Course delivery methods will be similar, although there will be more synchronous courses for those taking remote classes. We do expect to have fewer class cancellations for weather, since many classes can now pivot to remote learning.

We recognize that feelings of isolation, loneliness and anxiety can become heightened in the colder and darker months, and we are working on ways to facilitate the community connections our students need, while also following safety guidelines. You’ll see on this slide a concept for some outdoor campfire locations we are installing on campus. These will allow students to gather, roast hotdogs and marshmallows, listen to music and enjoy the outdoors, while staying physically distanced, but socially connected.

Our regular meetings and engagement with UNC System leaders, and with state and local public health officials, will continue. We will be involved in administering COVID-19 vaccines, and have already been engaged in conversations with state and local public health officials so we will be ready when the time comes to distribute the vaccine.

We will also continue building upon the important diversity and inclusion initiatives we have underway, and I’d like to thank our Chief Diversity Officer Dr. Willie Fleming for his leadership in this regard, and especially thank Chair Lampe and Trustee Reaves for dedicating their time and efforts to our Diversity and Inclusion Accountability Team. We appreciate your guidance and support as we continue this important work.

Looking ahead to fall, and encouraged by news of a COVID-19 vaccine, we are also encouraged by our very, very preliminary enrollment reports, which show increases in submitted and completed applications of more than 10% compared to this time last year. Provost Norris will want me to remind everyone that these are still very early days (I hope I said “very” enough for you, Heather!), but as we all anticipate the budget challenges we know are coming, it is nice to be able to look to some positive signs.

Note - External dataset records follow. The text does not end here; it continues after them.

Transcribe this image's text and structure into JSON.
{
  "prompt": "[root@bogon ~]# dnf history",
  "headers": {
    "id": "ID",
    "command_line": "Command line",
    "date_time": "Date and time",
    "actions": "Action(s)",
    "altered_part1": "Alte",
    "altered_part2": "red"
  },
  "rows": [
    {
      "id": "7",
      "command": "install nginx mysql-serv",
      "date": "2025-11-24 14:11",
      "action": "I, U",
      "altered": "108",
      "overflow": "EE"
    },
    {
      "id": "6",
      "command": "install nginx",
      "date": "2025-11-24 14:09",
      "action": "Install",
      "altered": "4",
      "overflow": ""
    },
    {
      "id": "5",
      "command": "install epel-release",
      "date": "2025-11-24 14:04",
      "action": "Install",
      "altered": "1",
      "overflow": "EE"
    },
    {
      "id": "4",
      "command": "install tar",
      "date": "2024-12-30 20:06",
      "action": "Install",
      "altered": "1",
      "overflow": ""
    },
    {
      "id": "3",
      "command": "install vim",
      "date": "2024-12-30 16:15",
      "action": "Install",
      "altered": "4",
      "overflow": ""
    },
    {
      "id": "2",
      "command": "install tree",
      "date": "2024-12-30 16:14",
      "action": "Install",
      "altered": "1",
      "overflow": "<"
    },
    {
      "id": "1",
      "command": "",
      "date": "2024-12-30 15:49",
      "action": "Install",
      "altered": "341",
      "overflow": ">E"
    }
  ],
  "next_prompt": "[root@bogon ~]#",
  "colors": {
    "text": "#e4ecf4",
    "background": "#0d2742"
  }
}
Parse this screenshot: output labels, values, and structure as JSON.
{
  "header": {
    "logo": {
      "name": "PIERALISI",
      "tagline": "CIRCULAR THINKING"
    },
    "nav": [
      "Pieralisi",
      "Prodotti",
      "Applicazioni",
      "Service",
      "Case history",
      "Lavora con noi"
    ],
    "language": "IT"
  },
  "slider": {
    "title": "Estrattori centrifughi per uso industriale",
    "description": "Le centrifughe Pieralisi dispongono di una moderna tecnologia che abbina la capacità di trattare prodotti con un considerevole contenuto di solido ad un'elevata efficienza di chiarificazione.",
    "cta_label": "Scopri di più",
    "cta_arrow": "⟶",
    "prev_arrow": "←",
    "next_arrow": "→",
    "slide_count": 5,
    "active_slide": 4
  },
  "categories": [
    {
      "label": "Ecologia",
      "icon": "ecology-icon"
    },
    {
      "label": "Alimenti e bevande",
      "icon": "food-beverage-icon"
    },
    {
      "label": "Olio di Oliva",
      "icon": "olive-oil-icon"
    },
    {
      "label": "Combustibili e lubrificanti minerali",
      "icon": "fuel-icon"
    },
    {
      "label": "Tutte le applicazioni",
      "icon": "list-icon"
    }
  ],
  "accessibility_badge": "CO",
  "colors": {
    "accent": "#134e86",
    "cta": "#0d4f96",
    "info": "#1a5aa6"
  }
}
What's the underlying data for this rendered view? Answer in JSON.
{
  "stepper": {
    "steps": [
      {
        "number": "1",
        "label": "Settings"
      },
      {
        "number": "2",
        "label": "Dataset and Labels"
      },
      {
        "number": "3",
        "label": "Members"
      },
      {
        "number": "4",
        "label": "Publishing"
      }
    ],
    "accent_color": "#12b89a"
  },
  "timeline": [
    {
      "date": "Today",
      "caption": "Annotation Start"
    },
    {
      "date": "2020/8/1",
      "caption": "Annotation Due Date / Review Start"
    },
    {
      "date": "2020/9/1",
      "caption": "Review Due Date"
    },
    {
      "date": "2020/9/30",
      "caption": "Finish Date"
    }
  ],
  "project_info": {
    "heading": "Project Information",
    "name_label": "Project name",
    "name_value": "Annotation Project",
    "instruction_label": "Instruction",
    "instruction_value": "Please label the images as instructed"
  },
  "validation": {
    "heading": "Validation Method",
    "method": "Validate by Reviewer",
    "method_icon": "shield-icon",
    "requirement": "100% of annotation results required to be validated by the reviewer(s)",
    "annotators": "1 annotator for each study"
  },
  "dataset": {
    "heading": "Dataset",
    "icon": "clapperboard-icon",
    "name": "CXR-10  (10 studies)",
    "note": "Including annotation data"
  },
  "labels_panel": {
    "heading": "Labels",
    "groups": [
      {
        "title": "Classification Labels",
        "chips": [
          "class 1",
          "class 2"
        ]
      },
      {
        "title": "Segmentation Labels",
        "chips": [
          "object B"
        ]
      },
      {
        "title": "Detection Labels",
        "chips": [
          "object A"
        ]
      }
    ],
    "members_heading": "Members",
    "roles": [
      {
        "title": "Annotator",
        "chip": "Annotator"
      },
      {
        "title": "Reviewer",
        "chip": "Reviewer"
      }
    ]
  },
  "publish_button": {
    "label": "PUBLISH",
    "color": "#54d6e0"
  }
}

We have been forever changed, but we will return to the traditions of college life at App State, building new memories upon those currently dominated by Zoom meetings, face coverings and hand sanitizer.

We anticipate the days when our football stadium will again be full of cheering fans, when the Schaefer Center will be filled with the sights and sounds of patrons enjoying performing arts events, when students will gather together in study spaces, when classrooms will be full, and when Founders Day, Homecoming and Commencement will again be held in person.

When we emerge from this pandemic, the words “App Strong, App Resilient” will hold new meaning, and carry a new sense of pride.

Thank you all, again, for your continued support and leadership, through the challenges we have seen and those yet to come.

Mr. Chair, this concludes my remarks.